On ne peut donner que des éloges aux Articles 242, 243, 244 et 245.

On proposerait d'amender ainsi l'Article 246:

«Ils ne peuvent jamais suspendre l'exercice de la justice (même sous prétexte d'obscurité de la loi, ou du besoin d'une loi); ils ne peuvent seuls faire aucun réglement sur l'administration de la justice».

On n'a rien à dire sur les Article 247 et 248.

Mais l'Article 249 est bien abusif; comment peut-il être essentiel dans la constitution? Les lois ne connaissent plus, en France, de tribunaux ecclésiastiques, et il est démontré, par l'Évangile et par l'histoire, qu'ils venaient d'abus, et qu'ils ont produit d'énormes abus. On ne propose pas néanmoins de changer cet Article, à moins que les esprits n'y soient généralement disposés; le bien intempestif petit être un grand mal.
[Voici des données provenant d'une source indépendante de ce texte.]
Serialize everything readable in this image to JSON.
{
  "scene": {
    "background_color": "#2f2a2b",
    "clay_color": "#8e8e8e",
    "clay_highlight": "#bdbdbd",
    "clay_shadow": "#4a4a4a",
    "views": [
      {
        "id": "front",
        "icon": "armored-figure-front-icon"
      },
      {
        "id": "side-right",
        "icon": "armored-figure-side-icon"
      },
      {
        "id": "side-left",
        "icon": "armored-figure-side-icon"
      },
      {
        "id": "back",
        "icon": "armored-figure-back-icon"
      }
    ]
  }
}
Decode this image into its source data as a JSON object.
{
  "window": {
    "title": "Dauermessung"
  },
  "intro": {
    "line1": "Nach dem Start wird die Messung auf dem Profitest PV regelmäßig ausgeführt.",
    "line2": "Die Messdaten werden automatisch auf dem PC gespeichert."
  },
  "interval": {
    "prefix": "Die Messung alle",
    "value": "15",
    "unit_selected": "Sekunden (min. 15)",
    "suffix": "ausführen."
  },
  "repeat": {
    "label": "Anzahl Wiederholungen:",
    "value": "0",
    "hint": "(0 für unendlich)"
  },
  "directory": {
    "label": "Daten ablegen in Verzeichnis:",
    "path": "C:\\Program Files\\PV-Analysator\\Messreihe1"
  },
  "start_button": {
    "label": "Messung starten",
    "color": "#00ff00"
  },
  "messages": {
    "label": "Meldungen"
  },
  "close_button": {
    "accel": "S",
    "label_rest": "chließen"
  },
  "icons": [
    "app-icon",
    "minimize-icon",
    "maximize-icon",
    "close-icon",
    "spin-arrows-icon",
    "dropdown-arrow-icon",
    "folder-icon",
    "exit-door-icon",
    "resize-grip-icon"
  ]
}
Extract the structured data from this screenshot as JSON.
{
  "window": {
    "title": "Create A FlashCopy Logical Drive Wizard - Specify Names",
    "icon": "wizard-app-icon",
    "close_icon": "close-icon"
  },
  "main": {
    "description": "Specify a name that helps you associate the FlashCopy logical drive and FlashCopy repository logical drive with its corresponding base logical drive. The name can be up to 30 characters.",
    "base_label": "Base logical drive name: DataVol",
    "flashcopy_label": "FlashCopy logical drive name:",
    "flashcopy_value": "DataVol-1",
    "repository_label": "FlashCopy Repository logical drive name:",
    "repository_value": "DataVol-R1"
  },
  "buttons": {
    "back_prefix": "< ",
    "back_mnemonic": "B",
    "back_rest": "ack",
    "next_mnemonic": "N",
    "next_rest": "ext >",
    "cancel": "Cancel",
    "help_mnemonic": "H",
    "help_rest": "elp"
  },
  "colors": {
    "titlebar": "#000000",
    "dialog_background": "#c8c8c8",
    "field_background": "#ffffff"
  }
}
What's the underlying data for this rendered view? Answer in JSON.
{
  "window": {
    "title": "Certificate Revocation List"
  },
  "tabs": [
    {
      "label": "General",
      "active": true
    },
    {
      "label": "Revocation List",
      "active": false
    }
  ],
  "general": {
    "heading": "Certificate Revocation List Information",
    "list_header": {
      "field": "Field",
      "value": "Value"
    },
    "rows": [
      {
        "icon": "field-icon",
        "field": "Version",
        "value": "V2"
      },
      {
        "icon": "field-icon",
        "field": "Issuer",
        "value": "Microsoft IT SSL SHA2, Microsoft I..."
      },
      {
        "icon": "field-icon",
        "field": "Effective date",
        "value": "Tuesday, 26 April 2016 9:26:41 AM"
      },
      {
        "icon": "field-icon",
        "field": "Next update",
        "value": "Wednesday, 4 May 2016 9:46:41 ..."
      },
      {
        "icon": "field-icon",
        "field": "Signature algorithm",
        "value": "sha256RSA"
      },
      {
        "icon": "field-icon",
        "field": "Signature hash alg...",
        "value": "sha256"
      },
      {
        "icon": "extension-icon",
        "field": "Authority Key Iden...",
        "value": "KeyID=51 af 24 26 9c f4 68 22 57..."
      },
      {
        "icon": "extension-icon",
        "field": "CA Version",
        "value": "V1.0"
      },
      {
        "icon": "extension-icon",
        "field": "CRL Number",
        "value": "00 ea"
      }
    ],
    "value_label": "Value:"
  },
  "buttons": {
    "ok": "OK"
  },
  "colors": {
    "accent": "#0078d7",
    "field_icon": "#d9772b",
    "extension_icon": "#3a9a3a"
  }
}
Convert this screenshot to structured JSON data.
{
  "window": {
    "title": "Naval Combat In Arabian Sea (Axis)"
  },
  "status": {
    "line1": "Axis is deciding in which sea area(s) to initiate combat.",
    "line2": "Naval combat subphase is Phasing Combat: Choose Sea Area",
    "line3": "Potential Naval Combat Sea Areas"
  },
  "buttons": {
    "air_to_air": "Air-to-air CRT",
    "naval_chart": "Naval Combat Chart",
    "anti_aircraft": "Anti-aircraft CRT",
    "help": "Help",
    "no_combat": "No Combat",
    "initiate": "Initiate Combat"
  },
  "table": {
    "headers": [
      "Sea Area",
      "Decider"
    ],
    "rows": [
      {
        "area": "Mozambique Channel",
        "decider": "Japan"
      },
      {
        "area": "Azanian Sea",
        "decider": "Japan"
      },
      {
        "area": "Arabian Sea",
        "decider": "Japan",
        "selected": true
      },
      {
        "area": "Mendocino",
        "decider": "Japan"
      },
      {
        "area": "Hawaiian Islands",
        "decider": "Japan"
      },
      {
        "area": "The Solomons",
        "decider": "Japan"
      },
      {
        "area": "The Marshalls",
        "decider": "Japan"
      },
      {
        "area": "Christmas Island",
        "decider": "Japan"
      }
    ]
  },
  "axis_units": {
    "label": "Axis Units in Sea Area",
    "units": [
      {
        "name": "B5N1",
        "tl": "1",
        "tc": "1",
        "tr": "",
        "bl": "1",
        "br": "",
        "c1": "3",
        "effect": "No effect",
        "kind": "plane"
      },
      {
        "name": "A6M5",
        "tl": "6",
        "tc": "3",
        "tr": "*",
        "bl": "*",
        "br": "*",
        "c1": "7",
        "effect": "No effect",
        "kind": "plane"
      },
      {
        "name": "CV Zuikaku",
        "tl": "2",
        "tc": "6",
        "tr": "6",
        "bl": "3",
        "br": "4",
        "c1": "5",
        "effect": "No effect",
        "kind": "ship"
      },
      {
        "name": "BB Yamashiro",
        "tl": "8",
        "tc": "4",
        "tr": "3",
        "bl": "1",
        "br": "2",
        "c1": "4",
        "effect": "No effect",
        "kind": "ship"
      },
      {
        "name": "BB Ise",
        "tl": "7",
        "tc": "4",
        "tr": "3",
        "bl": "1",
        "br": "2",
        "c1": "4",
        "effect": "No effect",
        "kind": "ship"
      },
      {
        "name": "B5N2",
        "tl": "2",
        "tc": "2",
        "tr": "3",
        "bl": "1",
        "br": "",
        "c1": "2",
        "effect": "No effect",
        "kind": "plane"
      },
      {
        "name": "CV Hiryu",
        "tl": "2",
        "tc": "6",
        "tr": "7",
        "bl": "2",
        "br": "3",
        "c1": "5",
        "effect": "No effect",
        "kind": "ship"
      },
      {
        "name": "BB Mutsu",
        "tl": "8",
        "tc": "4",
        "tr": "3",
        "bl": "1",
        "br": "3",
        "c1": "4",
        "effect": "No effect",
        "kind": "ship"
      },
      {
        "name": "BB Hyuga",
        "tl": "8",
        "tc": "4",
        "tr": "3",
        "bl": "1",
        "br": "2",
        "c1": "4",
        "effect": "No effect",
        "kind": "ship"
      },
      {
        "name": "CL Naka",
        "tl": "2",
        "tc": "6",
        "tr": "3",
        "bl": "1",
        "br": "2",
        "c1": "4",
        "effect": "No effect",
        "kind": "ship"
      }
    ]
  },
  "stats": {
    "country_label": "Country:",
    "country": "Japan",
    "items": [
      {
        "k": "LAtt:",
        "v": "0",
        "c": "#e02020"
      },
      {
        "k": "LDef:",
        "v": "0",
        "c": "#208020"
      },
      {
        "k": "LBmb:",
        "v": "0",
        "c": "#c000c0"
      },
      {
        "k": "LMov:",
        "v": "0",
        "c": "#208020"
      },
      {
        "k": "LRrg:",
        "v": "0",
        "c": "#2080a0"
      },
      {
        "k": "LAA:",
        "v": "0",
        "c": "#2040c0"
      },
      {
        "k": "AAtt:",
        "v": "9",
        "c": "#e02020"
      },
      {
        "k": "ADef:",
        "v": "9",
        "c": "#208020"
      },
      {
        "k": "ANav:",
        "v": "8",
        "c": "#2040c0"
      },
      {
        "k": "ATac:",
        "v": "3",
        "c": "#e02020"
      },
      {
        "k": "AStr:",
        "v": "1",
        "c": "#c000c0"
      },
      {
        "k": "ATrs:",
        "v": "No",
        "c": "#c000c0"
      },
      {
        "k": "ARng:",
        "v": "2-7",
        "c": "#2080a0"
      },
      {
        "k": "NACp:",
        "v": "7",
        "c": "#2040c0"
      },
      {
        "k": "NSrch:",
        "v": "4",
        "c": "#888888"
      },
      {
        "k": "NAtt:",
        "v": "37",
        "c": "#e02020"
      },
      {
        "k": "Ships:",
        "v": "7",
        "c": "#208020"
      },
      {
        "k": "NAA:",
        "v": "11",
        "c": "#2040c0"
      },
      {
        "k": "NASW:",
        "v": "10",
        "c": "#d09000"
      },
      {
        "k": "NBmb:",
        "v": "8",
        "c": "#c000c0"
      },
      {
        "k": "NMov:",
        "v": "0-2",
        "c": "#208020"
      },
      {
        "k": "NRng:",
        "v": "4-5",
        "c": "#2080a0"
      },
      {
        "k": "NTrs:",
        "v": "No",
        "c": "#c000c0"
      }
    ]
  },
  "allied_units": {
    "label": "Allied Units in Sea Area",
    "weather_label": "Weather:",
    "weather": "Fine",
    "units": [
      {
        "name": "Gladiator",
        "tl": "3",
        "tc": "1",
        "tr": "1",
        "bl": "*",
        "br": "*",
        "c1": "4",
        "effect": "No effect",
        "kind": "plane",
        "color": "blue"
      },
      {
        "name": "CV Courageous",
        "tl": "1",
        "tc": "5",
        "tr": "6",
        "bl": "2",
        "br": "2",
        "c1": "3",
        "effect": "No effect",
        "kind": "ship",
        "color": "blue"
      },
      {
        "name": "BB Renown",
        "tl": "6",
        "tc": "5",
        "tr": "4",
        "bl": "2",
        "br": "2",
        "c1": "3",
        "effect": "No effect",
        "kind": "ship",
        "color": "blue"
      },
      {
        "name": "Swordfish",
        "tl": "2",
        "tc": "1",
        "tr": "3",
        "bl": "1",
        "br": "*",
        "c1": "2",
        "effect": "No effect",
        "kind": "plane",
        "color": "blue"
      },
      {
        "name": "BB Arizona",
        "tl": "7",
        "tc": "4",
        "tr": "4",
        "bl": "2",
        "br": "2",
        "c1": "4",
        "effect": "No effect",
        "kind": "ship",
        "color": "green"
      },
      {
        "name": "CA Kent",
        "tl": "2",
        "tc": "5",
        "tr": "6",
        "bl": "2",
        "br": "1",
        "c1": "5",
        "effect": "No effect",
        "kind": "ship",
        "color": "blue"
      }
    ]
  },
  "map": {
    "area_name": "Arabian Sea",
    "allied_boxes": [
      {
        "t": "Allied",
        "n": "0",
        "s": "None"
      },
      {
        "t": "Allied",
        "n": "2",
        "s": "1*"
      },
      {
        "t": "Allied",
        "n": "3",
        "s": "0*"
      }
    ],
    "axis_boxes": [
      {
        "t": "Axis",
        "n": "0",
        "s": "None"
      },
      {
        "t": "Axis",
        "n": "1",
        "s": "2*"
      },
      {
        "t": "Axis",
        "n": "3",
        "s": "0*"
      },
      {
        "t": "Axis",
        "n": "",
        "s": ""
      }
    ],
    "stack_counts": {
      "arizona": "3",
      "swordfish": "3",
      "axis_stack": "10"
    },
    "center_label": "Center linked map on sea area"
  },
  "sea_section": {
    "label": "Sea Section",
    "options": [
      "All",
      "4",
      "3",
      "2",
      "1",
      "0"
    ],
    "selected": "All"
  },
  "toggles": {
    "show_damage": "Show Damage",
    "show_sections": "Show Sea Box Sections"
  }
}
Cet Article 249 et le 250, sur le privilège de la juridiction militaire, ne sont point des Articles qui doivent appartenir à une constitution. On observe sur le 250, que les seuls délits relatifs au service militaire peuvent être du ressort des tribunaux militaires, dans l'intérieur du royaume, et que c'est là un Article vraiment constitutionnel.

Rien sur l'Article 251.

L'Article 252 déclare les juges, les magistrats inamovibles. Magistrats est équivoque; cette expression peut être appliquée à ceux qui exercent le ministère public et aux intendans même: il faut au moins être clair. L'influence raisonnable du pouvoir exécutif sur tous ses agens, peut sembler incompatible avec l'inamovibilité de ces officiers, et surtout avec celle des intendans.

Les Articles 254 et 269 doivent être retranchés. La responsabilité indéfinie des juges pour toutes fautes commises dans la procédure civile ou criminelle, est excessivement rigoureuse, et contraire au droit commun des nations. Rien ne peut être parfait, ici-bas, ni réglé parfaitement. L'extrême et l'absolu sont les plus grands ennemis de la justice et de la liberté. Ces Articles, d'ailleurs, ainsi que le 255, appartiendraient a la législation ordinaire. Si l'action populaire, abolie en France, est admise pour tous les crimes, et pour la conservation de tous les grands intérêts; elle doit être admise contre les abus de pouvoir des juges. Mais l'action populaire ainsi prodiguée, de même que l'action contre la commune ou l'arrondissement, pour le délit personnel d'un ou de plusieurs habitons, mènent à des injustices criantes. Ces deux institutions marquent l'enfance de la civilisation. On les restreint, on les abolit à mesure que s'améliorent l'organisation des grands pouvoirs, et celle des tribunaux et des administrations, enfin, les Codes Civil et Criminel. Elles sont admirablement remplacées par la liberté de la presse et des journaux, qui ne doit être susceptible d'aucune suspension.

Rien à dire sur les Articles 255, 256, 257, 258, 278 et 279.

Les Articles 259 et les suivons, jusques et y compris le 270, ont pour objet l'établissement, la compétence et l'organisation d'un tribunal suprême, représenté en France par la cour de cassation, mais qui a des attributions un peu plus étendues. Dans la série de ces Articles, il y a sans doute des dispositions de détail qui conviendraient mieux dans une loi ordinaire ou secondaire, que dans la constitution. Mais l'abréviation, les retranchemens convenables et d'autres réformes, s'il y en a de désirables, semblent devoir être ajournées indéfiniment.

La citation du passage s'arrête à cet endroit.